Outro argumento utilizado por AGR é o da ausência de critério de unidade para

definir ou demarcar o que é ou não é psicologia. Este argumento se relaciona diretamente com

o problema da unidade da psicologia, e pode ser traduzido na seguinte pergunta: se não há

unidade no saber psicológico ou critério de unidade que possa definir o que é ou não é

psicologia, como nós escreveríamos sua história? Por onde e quando começaríamos? Que

autores poderíamos incluir e excluir? Como para AGR, até o dado momento do seu artigo,

não existe e dificilmente surgirá algum dia um critério que podemos utilizar para demarcar

com segurança o que é e o que não é psicologia, a própria história da psicologia se tornaria

arbitrária. Desta maneira, resposta mais sincera para as perguntas: por que se dividiu a

História da Psicologia em três grandes regiões e não em duas ou quatro? Por que foram

incluídos tais autores e não outros? Por que um determinado autor foi incluído em tal região e

não em outra? Seria: porque os historiadores que a escreveram assim quiseram.

Fazendo a analogia da colcha de retalhos, Garcia-Roza (1977) compara o historiador

da psicologia com um costureiro que escolheria a seu bel prazer na diversidade de retalhos

(tamanhos, cores, formas e texturas) a costura que ligaria um determinado retalho a outro. Da

mesma forma que os costureiros, os historiadores escolheriam através dos critérios selecionados

por eles mesmos qual tipo de história iriam contar. Por exemplo, podem contar a história da

psicologia como uma história de continuidade sem rupturas, onde através do aperfeiçoamento

progressivo do seu conhecimento se teria passado do período filosófico (pré-científico) para o

72

período experimental (científico). É esse tipo de história que AGR visa denunciar, enfatizando

que a história da psicologia não seria a história de uma coisa única – a psicologia, e que os

aspectos de dispersão e descontinuidade dos discursos por ela abrangidos são majoritários.

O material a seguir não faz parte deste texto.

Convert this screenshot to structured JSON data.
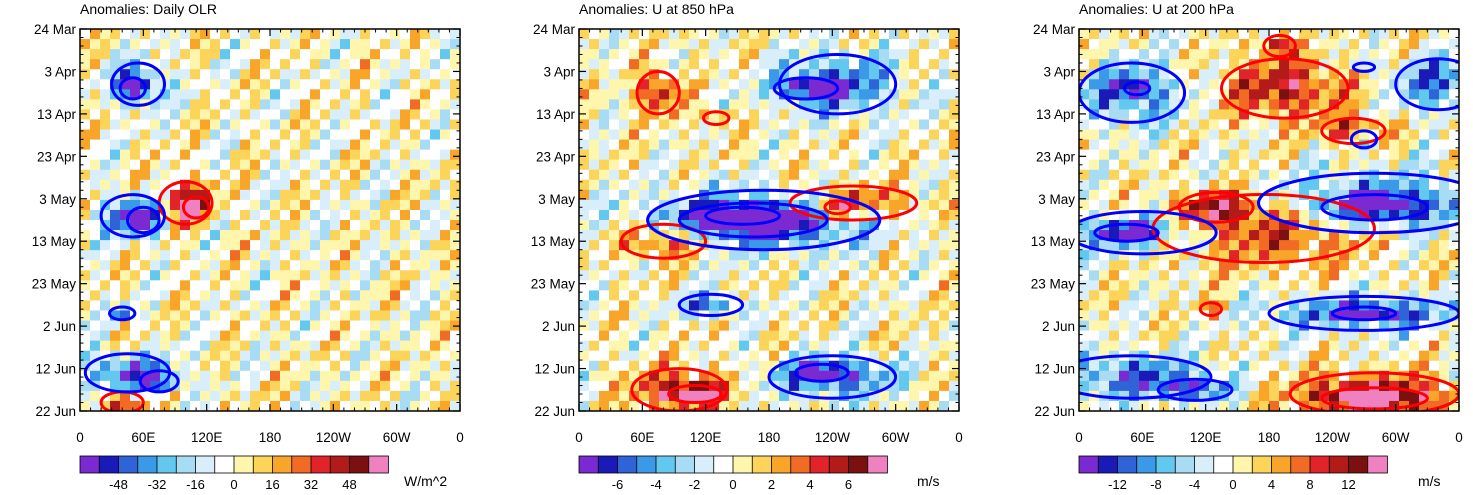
{
  "figure": {
    "palette": [
      "#7b2ad1",
      "#1a1ab8",
      "#2e64d8",
      "#3a9ae8",
      "#62c8f0",
      "#a8dcf4",
      "#d8eefa",
      "#ffffff",
      "#fff6ae",
      "#fcd45a",
      "#f8a52a",
      "#f26b25",
      "#e0242a",
      "#b31b1b",
      "#7a1010",
      "#f081c0"
    ],
    "contour_colors": {
      "positive": "#ff0000",
      "negative": "#0000ff"
    }
  },
  "chart_data": [
    {
      "type": "heatmap",
      "title": "Anomalies: Daily OLR",
      "x_tick_labels": [
        "0",
        "60E",
        "120E",
        "180",
        "120W",
        "60W",
        "0"
      ],
      "y_tick_labels": [
        "24 Mar",
        "3 Apr",
        "13 Apr",
        "23 Apr",
        "3 May",
        "13 May",
        "23 May",
        "2 Jun",
        "12 Jun",
        "22 Jun"
      ],
      "xlim": [
        0,
        360
      ],
      "ylim": [
        "24 Mar",
        "22 Jun"
      ],
      "colorbar": {
        "labels": [
          "-48",
          "-32",
          "-16",
          "0",
          "16",
          "32",
          "48"
        ],
        "units": "W/m^2"
      },
      "red_contours": [
        {
          "lon": 100,
          "day": 41,
          "rx": 25,
          "ry": 5
        },
        {
          "lon": 110,
          "day": 42,
          "rx": 12,
          "ry": 2.5
        },
        {
          "lon": 40,
          "day": 88,
          "rx": 20,
          "ry": 2.5
        }
      ],
      "blue_contours": [
        {
          "lon": 55,
          "day": 13,
          "rx": 25,
          "ry": 5
        },
        {
          "lon": 50,
          "day": 14,
          "rx": 12,
          "ry": 2.5
        },
        {
          "lon": 50,
          "day": 44,
          "rx": 30,
          "ry": 5
        },
        {
          "lon": 60,
          "day": 45,
          "rx": 15,
          "ry": 3
        },
        {
          "lon": 40,
          "day": 67,
          "rx": 12,
          "ry": 1.5
        },
        {
          "lon": 45,
          "day": 81,
          "rx": 40,
          "ry": 4.5
        },
        {
          "lon": 75,
          "day": 83,
          "rx": 18,
          "ry": 2.5
        }
      ]
    },
    {
      "type": "heatmap",
      "title": "Anomalies: U at 850 hPa",
      "x_tick_labels": [
        "0",
        "60E",
        "120E",
        "180",
        "120W",
        "60W",
        "0"
      ],
      "y_tick_labels": [
        "24 Mar",
        "3 Apr",
        "13 Apr",
        "23 Apr",
        "3 May",
        "13 May",
        "23 May",
        "2 Jun",
        "12 Jun",
        "22 Jun"
      ],
      "xlim": [
        0,
        360
      ],
      "ylim": [
        "24 Mar",
        "22 Jun"
      ],
      "colorbar": {
        "labels": [
          "-6",
          "-4",
          "-2",
          "0",
          "2",
          "4",
          "6"
        ],
        "units": "m/s"
      },
      "red_contours": [
        {
          "lon": 75,
          "day": 15,
          "rx": 20,
          "ry": 5
        },
        {
          "lon": 130,
          "day": 21,
          "rx": 12,
          "ry": 1.5
        },
        {
          "lon": 260,
          "day": 41,
          "rx": 60,
          "ry": 4
        },
        {
          "lon": 245,
          "day": 42,
          "rx": 12,
          "ry": 1.5
        },
        {
          "lon": 80,
          "day": 50,
          "rx": 40,
          "ry": 4
        },
        {
          "lon": 95,
          "day": 85,
          "rx": 45,
          "ry": 5
        },
        {
          "lon": 110,
          "day": 86,
          "rx": 25,
          "ry": 2
        }
      ],
      "blue_contours": [
        {
          "lon": 245,
          "day": 13,
          "rx": 55,
          "ry": 7
        },
        {
          "lon": 215,
          "day": 14,
          "rx": 30,
          "ry": 2.5
        },
        {
          "lon": 175,
          "day": 45,
          "rx": 110,
          "ry": 7
        },
        {
          "lon": 165,
          "day": 45,
          "rx": 70,
          "ry": 4
        },
        {
          "lon": 155,
          "day": 44,
          "rx": 35,
          "ry": 2
        },
        {
          "lon": 125,
          "day": 65,
          "rx": 30,
          "ry": 2.5
        },
        {
          "lon": 240,
          "day": 82,
          "rx": 60,
          "ry": 5
        },
        {
          "lon": 230,
          "day": 81,
          "rx": 25,
          "ry": 2
        }
      ]
    },
    {
      "type": "heatmap",
      "title": "Anomalies: U at 200 hPa",
      "x_tick_labels": [
        "0",
        "60E",
        "120E",
        "180",
        "120W",
        "60W",
        "0"
      ],
      "y_tick_labels": [
        "24 Mar",
        "3 Apr",
        "13 Apr",
        "23 Apr",
        "3 May",
        "13 May",
        "23 May",
        "2 Jun",
        "12 Jun",
        "22 Jun"
      ],
      "xlim": [
        0,
        360
      ],
      "ylim": [
        "24 Mar",
        "22 Jun"
      ],
      "colorbar": {
        "labels": [
          "-12",
          "-8",
          "-4",
          "0",
          "4",
          "8",
          "12"
        ],
        "units": "m/s"
      },
      "red_contours": [
        {
          "lon": 195,
          "day": 14,
          "rx": 60,
          "ry": 7
        },
        {
          "lon": 260,
          "day": 24,
          "rx": 30,
          "ry": 3
        },
        {
          "lon": 190,
          "day": 4,
          "rx": 15,
          "ry": 2.5
        },
        {
          "lon": 175,
          "day": 47,
          "rx": 105,
          "ry": 8
        },
        {
          "lon": 130,
          "day": 42,
          "rx": 35,
          "ry": 3.5
        },
        {
          "lon": 125,
          "day": 66,
          "rx": 10,
          "ry": 1.5
        },
        {
          "lon": 280,
          "day": 86,
          "rx": 80,
          "ry": 5
        },
        {
          "lon": 280,
          "day": 87,
          "rx": 50,
          "ry": 2.5
        }
      ],
      "blue_contours": [
        {
          "lon": 50,
          "day": 15,
          "rx": 50,
          "ry": 7
        },
        {
          "lon": 55,
          "day": 14,
          "rx": 12,
          "ry": 1.5
        },
        {
          "lon": 340,
          "day": 13,
          "rx": 40,
          "ry": 6
        },
        {
          "lon": 270,
          "day": 9,
          "rx": 10,
          "ry": 1
        },
        {
          "lon": 270,
          "day": 26,
          "rx": 12,
          "ry": 2
        },
        {
          "lon": 280,
          "day": 41,
          "rx": 110,
          "ry": 7
        },
        {
          "lon": 280,
          "day": 42,
          "rx": 50,
          "ry": 3
        },
        {
          "lon": 60,
          "day": 48,
          "rx": 70,
          "ry": 5
        },
        {
          "lon": 45,
          "day": 48,
          "rx": 30,
          "ry": 2
        },
        {
          "lon": 270,
          "day": 67,
          "rx": 90,
          "ry": 4
        },
        {
          "lon": 270,
          "day": 67,
          "rx": 30,
          "ry": 1.5
        },
        {
          "lon": 50,
          "day": 82,
          "rx": 75,
          "ry": 5
        },
        {
          "lon": 110,
          "day": 85,
          "rx": 35,
          "ry": 2.5
        }
      ]
    }
  ]
}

Um

exemplo desse tipo de historiografia, tomando a divisão das três regiões da psicologia, seria a

tentativa de muitos historiadores em apontar o behaviorismo de Watson como o início da

psicologia realmente científica e as outras “fases” anteriores como parte da pré-história da

psicologia. Em outras palavras, para esses historiadores a história da psicologia seguiria uma

linha reta onde a psicologia como ciência natural e a psicologia como ciência do psiquismo

constituiriam a fase pré-científica da psicologia e desembocariam na psicologia como ciência do

comportamento – a fase genuinamente científica da psicologia. Vale lembrar que AGR nos

aponta para dois grandes perigos desse modelo continuísta de historiografia: o problema do

precursor e o problema da construção de uma falsa unidade e a coerência da psicologia para

ocultar a dispersão e a pluralidade do seu saber. O precursor seria um problema, pois ele seria

uma entidade histórica ininteligível, não podendo ser compreendido pelo motivo de não poder

atribuir méritos a um indivíduo que não realizou determinada coisa ou não fez algo antes

mesmo desse algo existir. Para AGR, o intuito da sua construção deveria ser as tentativas de

alguns historiadores de dar um aspecto de continuidade e coerência a um saber e, por isso,

buscariam as origens passadas e pré-históricas do saber dos dias atuais. Já o problema da falsa

promoção de unidade e coerência da psicologia seria traduzido como uma atitude de alguns

historiadores visando conferir a psicologia um ar de ciência, com a “costura” de continuidades

onde não haveria, ocultando assim a dispersão, a multiplicidade e a descontinuidade desse saber

sob “a capa do único, do contínuo, do permanente”. (p.25) Um exemplo das associações

absurdas seria, segundo Garcia-Roza (1977, p.24), a tentativa de aproximar a “anima”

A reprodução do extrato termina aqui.